Monday, June 30, 2008

Java and Memory Leaks

People are often surprised that I prefer Java as the primary language for coding serious applications. The assume that it must be ignorance of other languages, enforced slavery by my employer, or simple insanity. I assure you, however, that while I have experience in programming with 15 different programming languages and I enjoy many of them, I still choose Java for doing real work.

This is because while first class functions, closures, and metaobjects are all very cool and fun, I don't think these are the important factors when writing, say, a web application that you need to scale up to lots of users. What really matters are the libraries and the tools. These will save you more time than not having to type semi-colons at the ends of lines.
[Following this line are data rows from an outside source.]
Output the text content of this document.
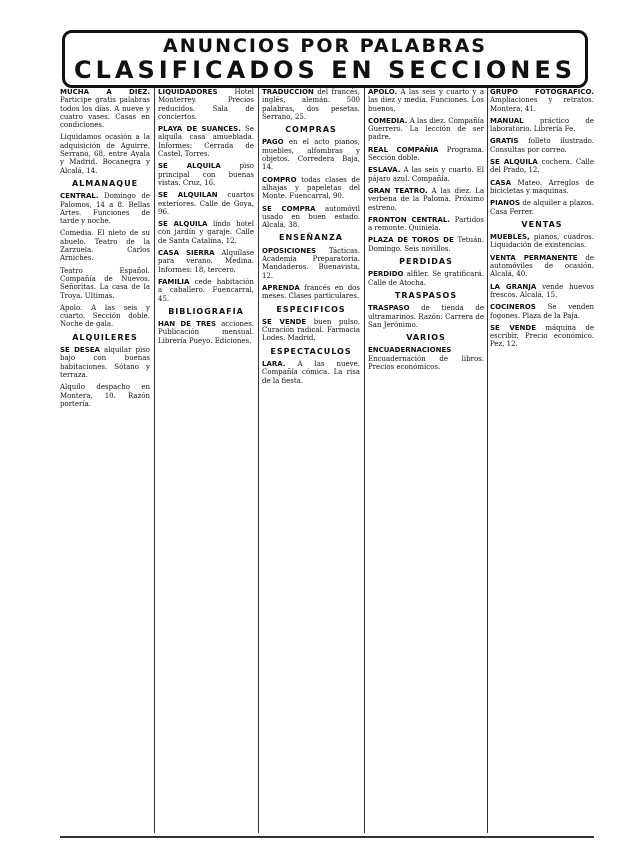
ANUNCIOS POR PALABRAS
CLASIFICADOS EN SECCIONES
MUCHA A DIEZ. Participe gratis palabras todos los días. A nueve y cuatro vases. Casas en condiciones.
Liquidamos ocasión a la adquisición de Aguirre. Serrano, 68, entre Ayala y Madrid. Bocanegra y Alcalá, 14.
ALMANAQUE
CENTRAL. Domingo de Palomos, 14 a 8. Bellas Artes. Funciones de tarde y noche.
Comedia. El nieto de su abuelo. Teatro de la Zarzuela. Carlos Arniches.
Teatro Español. Compañía de Nuevos. Señoritas. La casa de la Troya. Ultimas.
Apolo. A las seis y cuarto. Sección doble. Noche de gala.
ALQUILERES
SE DESEA alquilar piso bajo con buenas habitaciones. Sótano y terraza.
Alquilo despacho en Montera, 10. Razón portería.
LIQUIDADORES Hotel Monterrey. Precios reducidos. Sala de conciertos.
PLAYA DE SUANCES. Se alquila casa amueblada. Informes: Cerrada de Castel, Torres.
SE ALQUILA	piso principal con buenas vistas. Cruz, 16.
SE ALQUILAN cuartos exteriores. Calle de Goya, 96.
SE ALQUILA lindo hotel con jardín y garaje. Calle de Santa Catalina, 12.
CASA SIERRA Alquílase para verano. Medina. Informes: 18, tercero.
FAMILIA cede habitación a caballero. Fuencarral, 45.
BIBLIOGRAFIA
HAN DE TRES acciones. Publicación mensual. Librería Pueyo. Ediciones.
TRADUCCION del francés, inglés, alemán. 500 palabras, dos pesetas. Serrano, 25.
COMPRAS
PAGO en el acto pianos, muebles, alfombras y objetos. Corredera Baja, 14.
COMPRO todas clases de alhajas y papeletas del Monte. Fuencarral, 90.
SE COMPRA automóvil usado en buen estado. Alcalá, 38.
ENSEÑANZA
OPOSICIONES Tácticas. Academia Preparatoria. Mandaderos. Buenavista, 12.
APRENDA francés en dos meses. Clases particulares.
ESPECIFICOS
SE VENDE buen pulso. Curación radical. Farmacia Lodes. Madrid.
ESPECTACULOS
LARA. A las nueve. Compañía cómica. La risa de la fiesta.
APOLO. A las seis y cuarto y a las diez y media. Funciones. Los buenos.
COMEDIA. A las diez. Compañía Guerrero. La lección de ser padre.
REAL COMPAÑIA Programa. Sección doble.
ESLAVA. A las seis y cuarto. El pájaro azul. Compañía.
GRAN TEATRO. A las diez. La verbena de la Paloma. Próximo estreno.
FRONTON CENTRAL. Partidos a remonte. Quiniela.
PLAZA DE TOROS DE Tetuán. Domingo. Seis novillos.
PERDIDAS
PERDIDO alfiler. Se gratificará. Calle de Atocha.
TRASPASOS
TRASPASO de tienda de ultramarinos. Razón: Carrera de San Jerónimo.
VARIOS
ENCUADERNACIONES Encuadernación de libros. Precios económicos.
GRUPO FOTOGRAFICO. Ampliaciones y retratos. Montera, 41.
MANUAL práctico de laboratorio. Librería Fe.
GRATIS folleto ilustrado. Consultas por correo.
SE ALQUILA cochera. Calle del Prado, 12.
CASA Mateo. Arreglos de bicicletas y máquinas.
PIANOS de alquiler a plazos. Casa Ferrer.
VENTAS
MUEBLES, pianos, cuadros. Liquidación de existencias.
VENTA PERMANENTE de automóviles de ocasión. Alcalá, 40.
LA GRANJA vende huevos frescos. Alcalá, 15.
COCINEROS Se venden fogones. Plaza de la Paja.
SE VENDE máquina de escribir. Precio económico. Pez, 12.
An example of what I mean is memory profiling. I recently wrote a handy load testing tool for Ringlight which generates an up-to-date google sitemap by hitting every URL on the website, comparing hashes to see if it's changed, and updating the sitemap's lastmod field. There are currently around 200,000 pages and hitting them all at once is a good test of the memory cache, database responsiveness, average page load time, etc. Interestingly enough, this process causes the server to run out of memory and crash.

Excellent! The load test revealed a memory leak, just what a load test should do. If the application was in, say, python, I would do is run the code under the primitive profiler that's available. This would spit out a stats file. I could then write some code using the bstats.py library to sort the stats in various ways looking for area which are consuming lots of memory.
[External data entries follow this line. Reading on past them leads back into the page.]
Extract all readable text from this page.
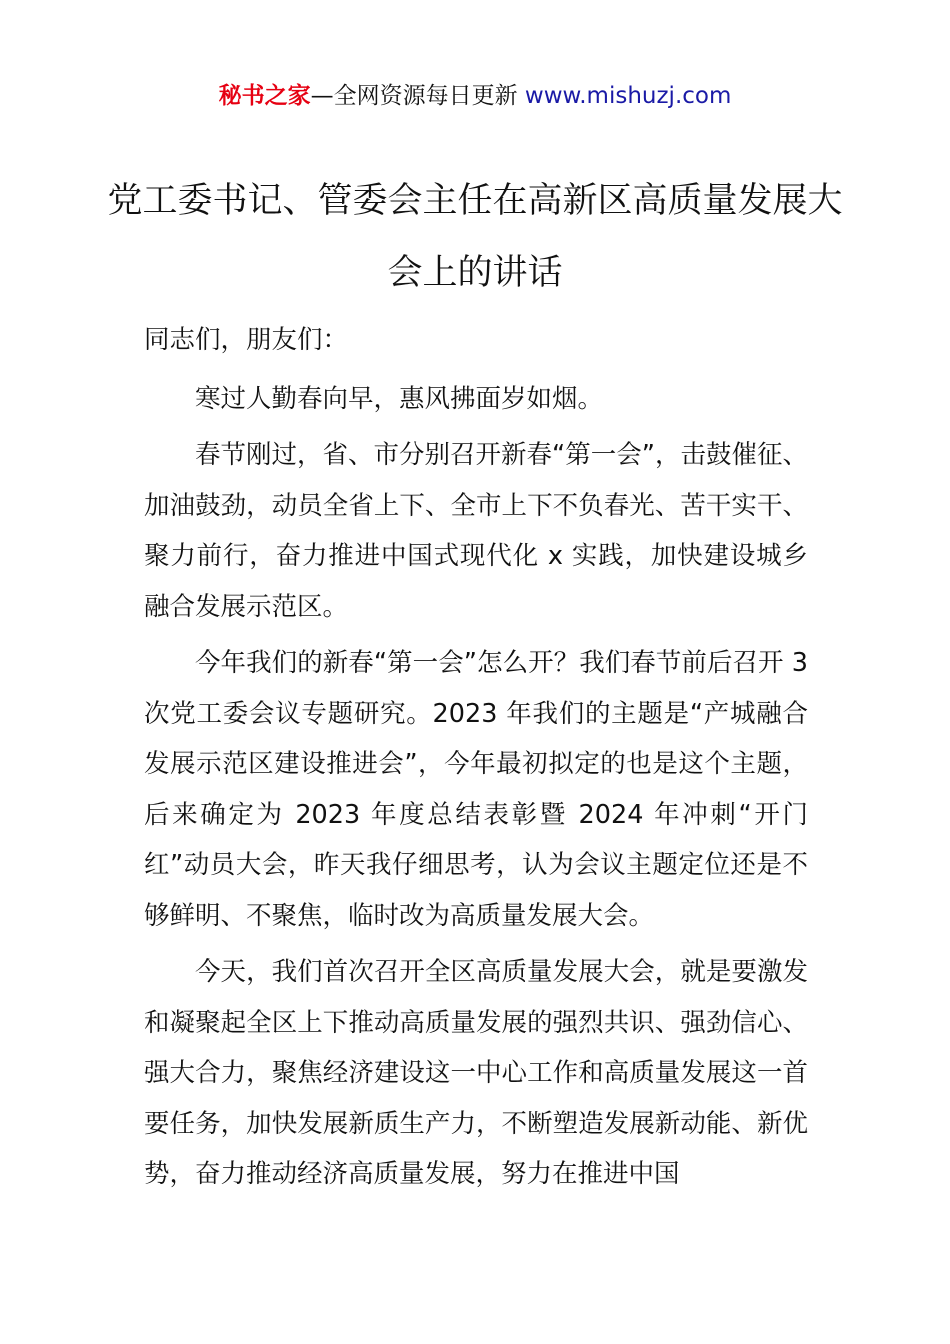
秘书之家—全网资源每日更新 www.mishuzj.com
党工委书记、管委会主任在高新区高质量发展大会上的讲话

同志们，朋友们：

寒过人勤春向早，惠风拂面岁如烟。

春节刚过，省、市分别召开新春“第一会”，击鼓催征、加油鼓劲，动员全省上下、全市上下不负春光、苦干实干、聚力前行，奋力推进中国式现代化 x 实践，加快建设城乡融合发展示范区。

今年我们的新春“第一会”怎么开？我们春节前后召开 3 次党工委会议专题研究。2023 年我们的主题是“产城融合发展示范区建设推进会”，今年最初拟定的也是这个主题，后来确定为 2023 年度总结表彰暨 2024 年冲刺“开门红”动员大会，昨天我仔细思考，认为会议主题定位还是不够鲜明、不聚焦，临时改为高质量发展大会。

今天，我们首次召开全区高质量发展大会，就是要激发和凝聚起全区上下推动高质量发展的强烈共识、强劲信心、强大合力，聚焦经济建设这一中心工作和高质量发展这一首要任务，加快发展新质生产力，不断塑造发展新动能、新优势，奋力推动经济高质量发展，努力在推进中国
Luckily, the server is in Java, so I can get a 15-day trial of YourKit Java Profiler (there are free ones as well, but YourKit is the best). My code runs on the server, the user interface runs on my local machine. They automatically communicate over the network so that I can get realtime graphs of memory consumption as my app runs. I can take snapshots of the memory state, run tests scenarious, compare the snapshots to see only the memory retained between tests, drill down through paths of method calls that look suspicious, check for common memory allocation gotchas, etc. It's an excellent tool and it makes finding memory leaks easy.

In this case, the memory leak seems to be inside the Java database access layer (JDBC). It appears that this is because the MySQL JDBC driver intentionally does not garbage collect results. You must wrap the use of any ResultSet objects with a finally clause that will attempt to close them. Of course, this is just good coding style anyway and I had already done this in my applications database access methods. Unfortunately, I later decided that I didn't like the way one of these methods was called and so added an additional database access method and this time I had forgotton to add the finally clause. As this new method because more prevelant in my code, the memory leak got worse.

Of course I'm sure that you, dear readers, would never be guilty of such inconsistent coding practices. This memory leak is a result of my fast and loose coding style. Some might say that it is this style which leads me to use languages with good tools. Others I know prefer to write their own memory profilers, object graph inspectors, and even syntax style checkers from scratch. Personally, I prefer to spend my time writing applications, at least while engaged in the professional business of writing applications. When not at work, I enjoy inventing my own impractical languages as much as anyone.